Before joining these different sets of information togethjer, it would be wise to check that there are no inconsistencies in the way the information has been coded. The anti_join function is very useful for this. Here is identifies some small differences in the names of the dioceses.

anti_join(d.elect,  d.attend, by = 'Diocese')
## # A tibble: 0 × 3
## # ℹ 3 variables: Diocese <chr>, Elect <dbl>, Worship <dbl>
anti_join(d.giving, d.attend, by = 'Diocese')
## # A tibble: 3 × 3
##   Diocese                    Giving Givers
##   <chr>                       <dbl>  <dbl>
## 1 St.Albans                12579567  15283
## 2 St.Edmundsbury & Ipswich  4614832   8542
## 3 Sodor and Man              447514    623
anti_join(d.depriv, d.attend, by = 'Diocese')
## # A tibble: 2 × 3
##   Diocese                    IMD population
##   <chr>                    <dbl>      <dbl>
## 1 St.Albans                 14.7   1927579.
## 2 St.Edmundsbury & Ipswich  17.1    679678.

That can be fixed by using the mutate and recode functions.

d.attend <- mutate(d.attend, Diocese = recode(Diocese,
                   'St. Albans' = 'St.Albans',
                   'St. Edms & Ipswich' = 'St.Edmundsbury & Ipswich'))
d.elect  <- mutate(d.elect, Diocese = recode(Diocese,
                   'St. Albans' = 'St.Albans',
                   'St. Edms & Ipswich' = 'St.Edmundsbury & Ipswich'))
d.giving <- mutate(d.giving, Diocese = recode(Diocese,
                   'Sodor and Man' = 'Sodor & Man'))

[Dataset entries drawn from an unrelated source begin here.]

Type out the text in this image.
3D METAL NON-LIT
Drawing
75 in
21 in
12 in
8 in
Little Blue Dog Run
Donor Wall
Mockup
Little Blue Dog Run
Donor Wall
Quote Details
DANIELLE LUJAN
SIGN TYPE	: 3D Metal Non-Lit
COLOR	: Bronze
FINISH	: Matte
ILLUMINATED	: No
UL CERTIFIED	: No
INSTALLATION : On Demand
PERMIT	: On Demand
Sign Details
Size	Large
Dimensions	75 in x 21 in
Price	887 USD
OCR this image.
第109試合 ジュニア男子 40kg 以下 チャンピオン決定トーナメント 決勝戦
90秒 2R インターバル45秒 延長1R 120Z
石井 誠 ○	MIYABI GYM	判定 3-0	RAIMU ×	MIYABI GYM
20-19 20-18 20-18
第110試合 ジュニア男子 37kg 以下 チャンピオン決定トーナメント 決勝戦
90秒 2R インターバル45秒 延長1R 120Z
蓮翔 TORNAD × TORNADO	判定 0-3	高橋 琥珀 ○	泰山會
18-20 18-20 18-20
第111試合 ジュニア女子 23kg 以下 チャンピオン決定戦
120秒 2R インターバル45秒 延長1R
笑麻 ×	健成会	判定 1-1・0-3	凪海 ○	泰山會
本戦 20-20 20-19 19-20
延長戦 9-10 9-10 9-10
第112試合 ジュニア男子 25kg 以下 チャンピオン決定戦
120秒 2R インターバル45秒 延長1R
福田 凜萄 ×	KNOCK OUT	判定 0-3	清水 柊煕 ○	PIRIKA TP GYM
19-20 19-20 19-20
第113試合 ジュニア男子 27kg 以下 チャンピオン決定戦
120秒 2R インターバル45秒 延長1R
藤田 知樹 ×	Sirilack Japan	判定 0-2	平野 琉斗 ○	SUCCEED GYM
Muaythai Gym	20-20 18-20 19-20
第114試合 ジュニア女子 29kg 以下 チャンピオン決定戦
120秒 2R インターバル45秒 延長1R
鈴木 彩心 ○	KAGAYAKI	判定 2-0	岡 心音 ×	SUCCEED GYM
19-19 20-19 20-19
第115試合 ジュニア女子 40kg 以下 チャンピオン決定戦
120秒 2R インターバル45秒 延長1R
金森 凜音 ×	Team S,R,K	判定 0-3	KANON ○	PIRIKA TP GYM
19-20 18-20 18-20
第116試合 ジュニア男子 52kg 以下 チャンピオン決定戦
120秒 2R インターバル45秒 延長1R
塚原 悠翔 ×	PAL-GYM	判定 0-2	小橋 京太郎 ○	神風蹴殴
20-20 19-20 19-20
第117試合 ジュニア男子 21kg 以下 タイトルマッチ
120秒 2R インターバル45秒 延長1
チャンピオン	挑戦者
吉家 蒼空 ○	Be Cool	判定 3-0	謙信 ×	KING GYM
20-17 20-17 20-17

Now we are in a position to join everything together using the full_join function, with a further adjustment to express attachment on a proportional scale and giving on a ‘per member’ scale.

cofe_2019 <- d.attend %>%
        full_join(d.elect,  by = 'Diocese') %>%
        full_join(d.depriv, by = 'Diocese') %>%
        full_join(d.giving, by = 'Diocese') %>%
        mutate(Attachment = Attend / population,
               Giving_per_member = Giving / Elect)

Now that the data have been collated into a single dataframe, we are ready to produce some plots which will address the question we began with. There is a lot of variation here. We will revisit this example in Chapter 9 when we discuss the topic of linear models.

plot(Giving_per_member ~ Attachment, data = cofe_2019)
plot(Giving_per_member ~ IMD, data = cofe_2019)

This example illustrates the power of the tools provided by the dplyr package. These manipulations could be performed through standard R functions but the code is likely to be much longer and more complex. A very useful resource is the summary sheet available from the RStudio menu Help > Cheat Sheets > Data Visualization with dplyr and on the web in html and pdf forms. This summarises the wide range of operations which dplyr supports.